Praxiteles' Aphrodite
7
by Peter Johnson
plain
2020-05-08T15:50:57-07:00
Praxiteles’ Aphrodite of Kindos captures the “ontology” of the Late Classical by way of its expression of the form of beauty. As Plato describes in the Phaedo, it is the relationship to the transcendent, ideal form of the Beautiful which makes something beautiful. The sculpture maintains the more curved, S-shaped posture one may see, intimating that there is something beyond and above the body. The sculpture captures becoming as described in Plato’s Timaeus, in so far as it is the realization of the image or form into a sensible object, which is defined out of the “space” (chora) and thus can exist.
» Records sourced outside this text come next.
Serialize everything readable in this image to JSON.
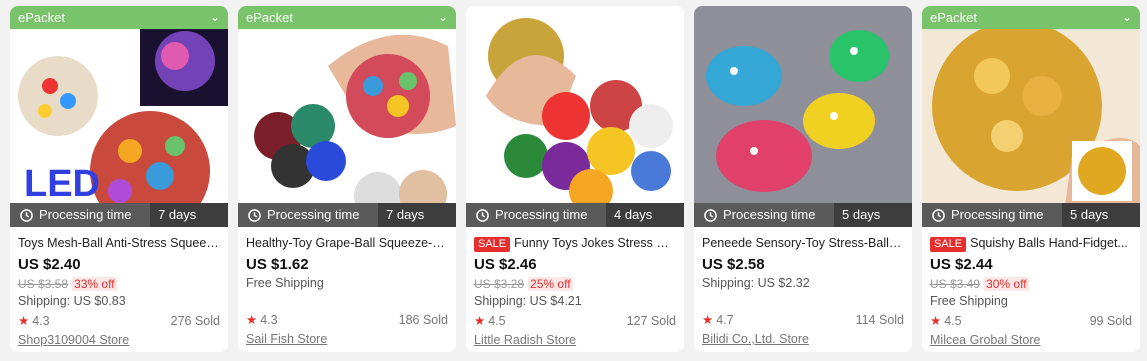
{
  "cards": [
    {
      "epacket": "ePacket",
      "processing_label": "Processing time",
      "processing_days": "7 days",
      "sale": "",
      "title": "Toys Mesh-Ball Anti-Stress Squeez...",
      "price": "US $2.40",
      "original_price": "US $3.58",
      "discount": "33% off",
      "shipping": "Shipping: US $0.83",
      "rating": "4.3",
      "sold": "276 Sold",
      "store": "Shop3109004 Store",
      "image_text": "LED"
    },
    {
      "epacket": "ePacket",
      "processing_label": "Processing time",
      "processing_days": "7 days",
      "sale": "",
      "title": "Healthy-Toy Grape-Ball Squeeze-R...",
      "price": "US $1.62",
      "original_price": "",
      "discount": "",
      "shipping": "Free Shipping",
      "rating": "4.3",
      "sold": "186 Sold",
      "store": "Sail Fish Store"
    },
    {
      "epacket": "",
      "processing_label": "Processing time",
      "processing_days": "4 days",
      "sale": "SALE",
      "title": "Funny Toys Jokes Stress Gi...",
      "price": "US $2.46",
      "original_price": "US $3.28",
      "discount": "25% off",
      "shipping": "Shipping: US $4.21",
      "rating": "4.5",
      "sold": "127 Sold",
      "store": "Little Radish Store"
    },
    {
      "epacket": "",
      "processing_label": "Processing time",
      "processing_days": "5 days",
      "sale": "",
      "title": "Peneede Sensory-Toy Stress-Ball A...",
      "price": "US $2.58",
      "original_price": "",
      "discount": "",
      "shipping": "Shipping: US $2.32",
      "rating": "4.7",
      "sold": "114 Sold",
      "store": "Bilidi Co.,Ltd. Store"
    },
    {
      "epacket": "ePacket",
      "processing_label": "Processing time",
      "processing_days": "5 days",
      "sale": "SALE",
      "title": "Squishy Balls Hand-Fidget...",
      "price": "US $2.44",
      "original_price": "US $3.49",
      "discount": "30% off",
      "shipping": "Free Shipping",
      "rating": "4.5",
      "sold": "99 Sold",
      "store": "Milcea Grobal Store"
    }
  ],
  "colors": {
    "epacket_green": "#79c36b",
    "sale_red": "#e62e2e",
    "processing_bg": "#5a5a5a"
  },
  "icons": {
    "epacket_chevron": "chevron-down-icon",
    "processing": "clock-icon",
    "rating": "star-icon"
  }
}
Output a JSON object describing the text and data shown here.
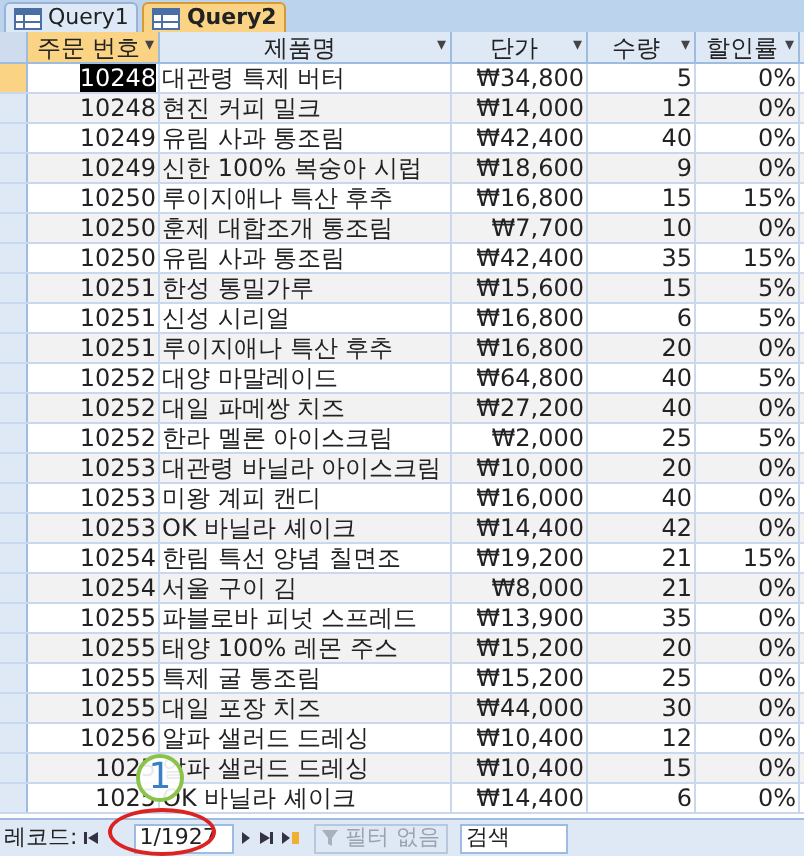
{
  "tabs": [
    {
      "label": "Query1",
      "selected": false
    },
    {
      "label": "Query2",
      "selected": true
    }
  ],
  "columns": [
    {
      "label": "주문 번호",
      "selected": true,
      "sort": "▾"
    },
    {
      "label": "제품명",
      "selected": false,
      "sort": "▾"
    },
    {
      "label": "단가",
      "selected": false,
      "sort": "▾"
    },
    {
      "label": "수량",
      "selected": false,
      "sort": "▾"
    },
    {
      "label": "할인률",
      "selected": false,
      "sort": "▾"
    }
  ],
  "rows": [
    {
      "selected": true,
      "cells": [
        "10248",
        "대관령 특제 버터",
        "₩34,800",
        "5",
        "0%"
      ]
    },
    {
      "selected": false,
      "cells": [
        "10248",
        "현진 커피 밀크",
        "₩14,000",
        "12",
        "0%"
      ]
    },
    {
      "selected": false,
      "cells": [
        "10249",
        "유림 사과 통조림",
        "₩42,400",
        "40",
        "0%"
      ]
    },
    {
      "selected": false,
      "cells": [
        "10249",
        "신한 100% 복숭아 시럽",
        "₩18,600",
        "9",
        "0%"
      ]
    },
    {
      "selected": false,
      "cells": [
        "10250",
        "루이지애나 특산 후추",
        "₩16,800",
        "15",
        "15%"
      ]
    },
    {
      "selected": false,
      "cells": [
        "10250",
        "훈제 대합조개 통조림",
        "₩7,700",
        "10",
        "0%"
      ]
    },
    {
      "selected": false,
      "cells": [
        "10250",
        "유림 사과 통조림",
        "₩42,400",
        "35",
        "15%"
      ]
    },
    {
      "selected": false,
      "cells": [
        "10251",
        "한성 통밀가루",
        "₩15,600",
        "15",
        "5%"
      ]
    },
    {
      "selected": false,
      "cells": [
        "10251",
        "신성 시리얼",
        "₩16,800",
        "6",
        "5%"
      ]
    },
    {
      "selected": false,
      "cells": [
        "10251",
        "루이지애나 특산 후추",
        "₩16,800",
        "20",
        "0%"
      ]
    },
    {
      "selected": false,
      "cells": [
        "10252",
        "대양 마말레이드",
        "₩64,800",
        "40",
        "5%"
      ]
    },
    {
      "selected": false,
      "cells": [
        "10252",
        "대일 파메쌍 치즈",
        "₩27,200",
        "40",
        "0%"
      ]
    },
    {
      "selected": false,
      "cells": [
        "10252",
        "한라 멜론 아이스크림",
        "₩2,000",
        "25",
        "5%"
      ]
    },
    {
      "selected": false,
      "cells": [
        "10253",
        "대관령 바닐라 아이스크림",
        "₩10,000",
        "20",
        "0%"
      ]
    },
    {
      "selected": false,
      "cells": [
        "10253",
        "미왕 계피 캔디",
        "₩16,000",
        "40",
        "0%"
      ]
    },
    {
      "selected": false,
      "cells": [
        "10253",
        "OK 바닐라 셰이크",
        "₩14,400",
        "42",
        "0%"
      ]
    },
    {
      "selected": false,
      "cells": [
        "10254",
        "한림 특선 양념 칠면조",
        "₩19,200",
        "21",
        "15%"
      ]
    },
    {
      "selected": false,
      "cells": [
        "10254",
        "서울 구이 김",
        "₩8,000",
        "21",
        "0%"
      ]
    },
    {
      "selected": false,
      "cells": [
        "10255",
        "파블로바 피넛 스프레드",
        "₩13,900",
        "35",
        "0%"
      ]
    },
    {
      "selected": false,
      "cells": [
        "10255",
        "태양 100% 레몬 주스",
        "₩15,200",
        "20",
        "0%"
      ]
    },
    {
      "selected": false,
      "cells": [
        "10255",
        "특제 굴 통조림",
        "₩15,200",
        "25",
        "0%"
      ]
    },
    {
      "selected": false,
      "cells": [
        "10255",
        "대일 포장 치즈",
        "₩44,000",
        "30",
        "0%"
      ]
    },
    {
      "selected": false,
      "cells": [
        "10256",
        "알파 샐러드 드레싱",
        "₩10,400",
        "12",
        "0%"
      ]
    },
    {
      "selected": false,
      "cells": [
        "1025",
        "알파 샐러드 드레싱",
        "₩10,400",
        "15",
        "0%"
      ]
    },
    {
      "selected": false,
      "cells": [
        "1025",
        "OK 바닐라 셰이크",
        "₩14,400",
        "6",
        "0%"
      ]
    }
  ],
  "navigation": {
    "label": "레코드:",
    "current": "1/1927",
    "filter": "필터 없음",
    "filter_disabled": true,
    "search": "검색"
  },
  "callout": {
    "number": "1"
  }
}
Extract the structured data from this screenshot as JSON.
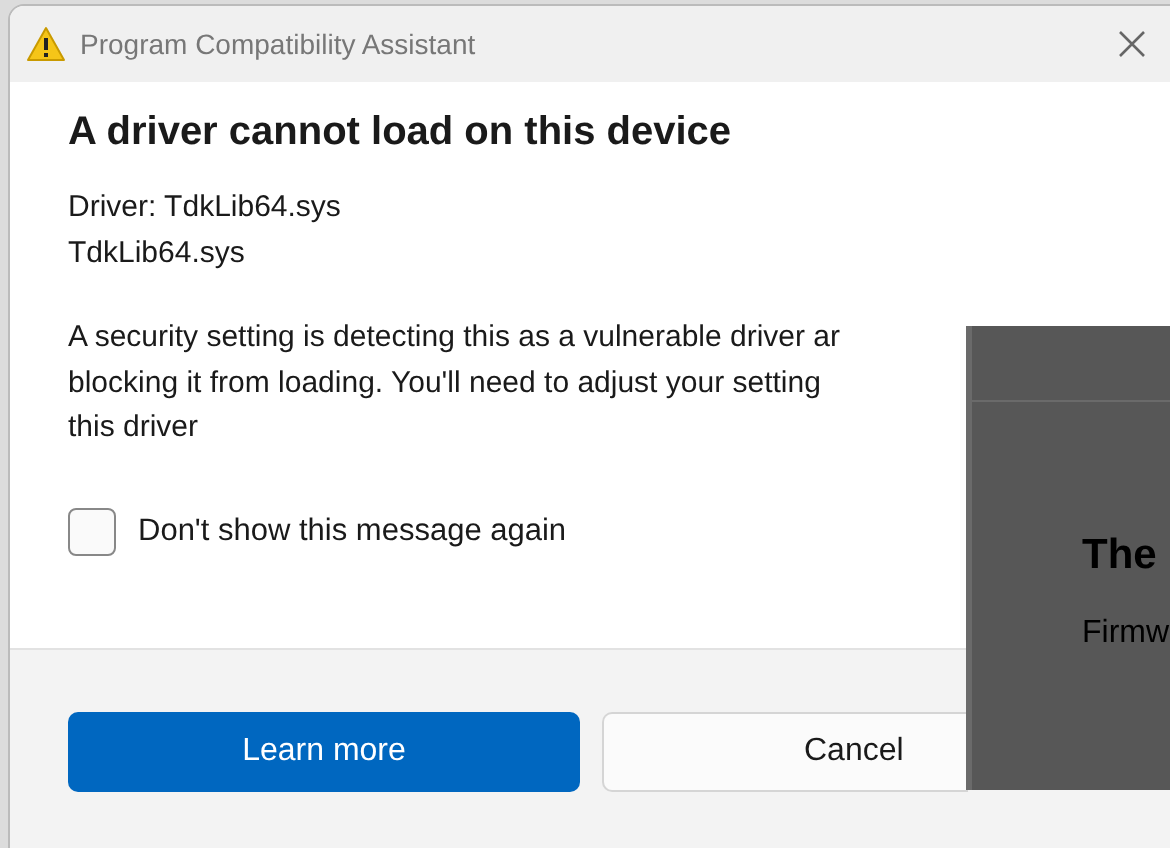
{
  "window": {
    "title": "Program Compatibility Assistant"
  },
  "heading": "A driver cannot load on this device",
  "driver_lines": [
    "Driver: TdkLib64.sys",
    "TdkLib64.sys"
  ],
  "message_lines": [
    "A security setting is detecting this as a vulnerable driver ar",
    "blocking it from loading. You'll need to adjust your setting",
    "this driver"
  ],
  "checkbox": {
    "label": "Don't show this message again",
    "checked": false
  },
  "buttons": [
    {
      "label": "Learn more",
      "kind": "primary"
    },
    {
      "label": "Cancel",
      "kind": "secondary"
    }
  ],
  "background_window": {
    "heading": "The",
    "text": "Firmw"
  }
}
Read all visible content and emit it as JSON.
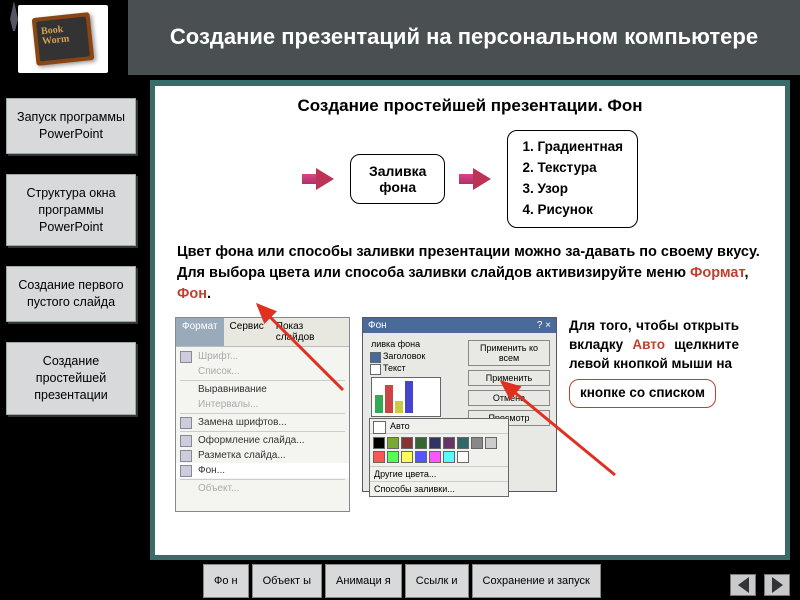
{
  "title": "Создание презентаций на персональном компьютере",
  "logo": {
    "label": "Book\nWorm"
  },
  "sidebar": {
    "items": [
      {
        "label": "Запуск программы PowerPoint"
      },
      {
        "label": "Структура окна программы PowerPoint"
      },
      {
        "label": "Создание первого пустого слайда"
      },
      {
        "label": "Создание простейшей презентации"
      }
    ]
  },
  "content": {
    "subtitle": "Создание простейшей презентации. Фон",
    "box1": "Заливка фона",
    "list": [
      "1. Градиентная",
      "2. Текстура",
      "3. Узор",
      "4. Рисунок"
    ],
    "para1_a": "Цвет фона или способы заливки презентации можно за-давать по своему вкусу. Для выбора цвета или способа заливки слайдов активизируйте меню ",
    "para1_b": "Формат",
    "para1_c": ", ",
    "para1_d": "Фон",
    "para1_e": ".",
    "side_a": "Для того, чтобы открыть вкладку ",
    "side_b": "Авто",
    "side_c": " щелкните левой кнопкой мыши на",
    "callout": "кнопке со списком"
  },
  "menu_shot": {
    "bar": [
      "Формат",
      "Сервис",
      "Показ слайдов"
    ],
    "items": [
      {
        "label": "Шрифт...",
        "dim": true
      },
      {
        "label": "Список...",
        "dim": true
      },
      {
        "label": "Выравнивание",
        "dim": false
      },
      {
        "label": "Интервалы...",
        "dim": true
      },
      {
        "label": "Замена шрифтов...",
        "dim": false
      },
      {
        "label": "Оформление слайда...",
        "dim": false
      },
      {
        "label": "Разметка слайда...",
        "dim": false
      },
      {
        "label": "Фон...",
        "dim": false,
        "sel": true
      },
      {
        "label": "Объект...",
        "dim": true
      }
    ]
  },
  "dialog_shot": {
    "title": "Фон",
    "section": "ливка фона",
    "rows": [
      "Заголовок",
      "Текст"
    ],
    "buttons": [
      "Применить ко всем",
      "Применить",
      "Отмена",
      "Просмотр"
    ],
    "dropdown": {
      "auto": "Авто",
      "more": "Другие цвета...",
      "fill": "Способы заливки..."
    }
  },
  "tabs": [
    "Фо н",
    "Объект ы",
    "Анимаци я",
    "Ссылк и",
    "Сохранение и запуск"
  ],
  "colors": {
    "swatches": [
      "#000",
      "#7a3",
      "#833",
      "#363",
      "#336",
      "#636",
      "#366",
      "#888",
      "#ccc",
      "#f55",
      "#5f5",
      "#ff5",
      "#55f",
      "#f5f",
      "#5ff",
      "#fff"
    ]
  }
}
Aphrodite of Knidos then conveys a sense of passed time, which is something distinct about the Late Classical worldview as embodied in art. The simultaneous covering and uncovering of the so-called “modest Venus” generates a sense that their was a time where the figure was covered, and thus extends beyond a lived moment—the robe draped over the vase similarly supports this. This interstitial quality of the sculpture affirms the apparent deficiency between the real (forms) and what is perceived, the transcendent beauty cannot ever be fully represented, but comes through in this single definite figure as the perceptible simultaneously allows for the form to be in something else: the Beautiful is in the becoming of this sculpture. Thus there is a return to transcendence in the Late Classical made clear in this artistic example of the “ontology.”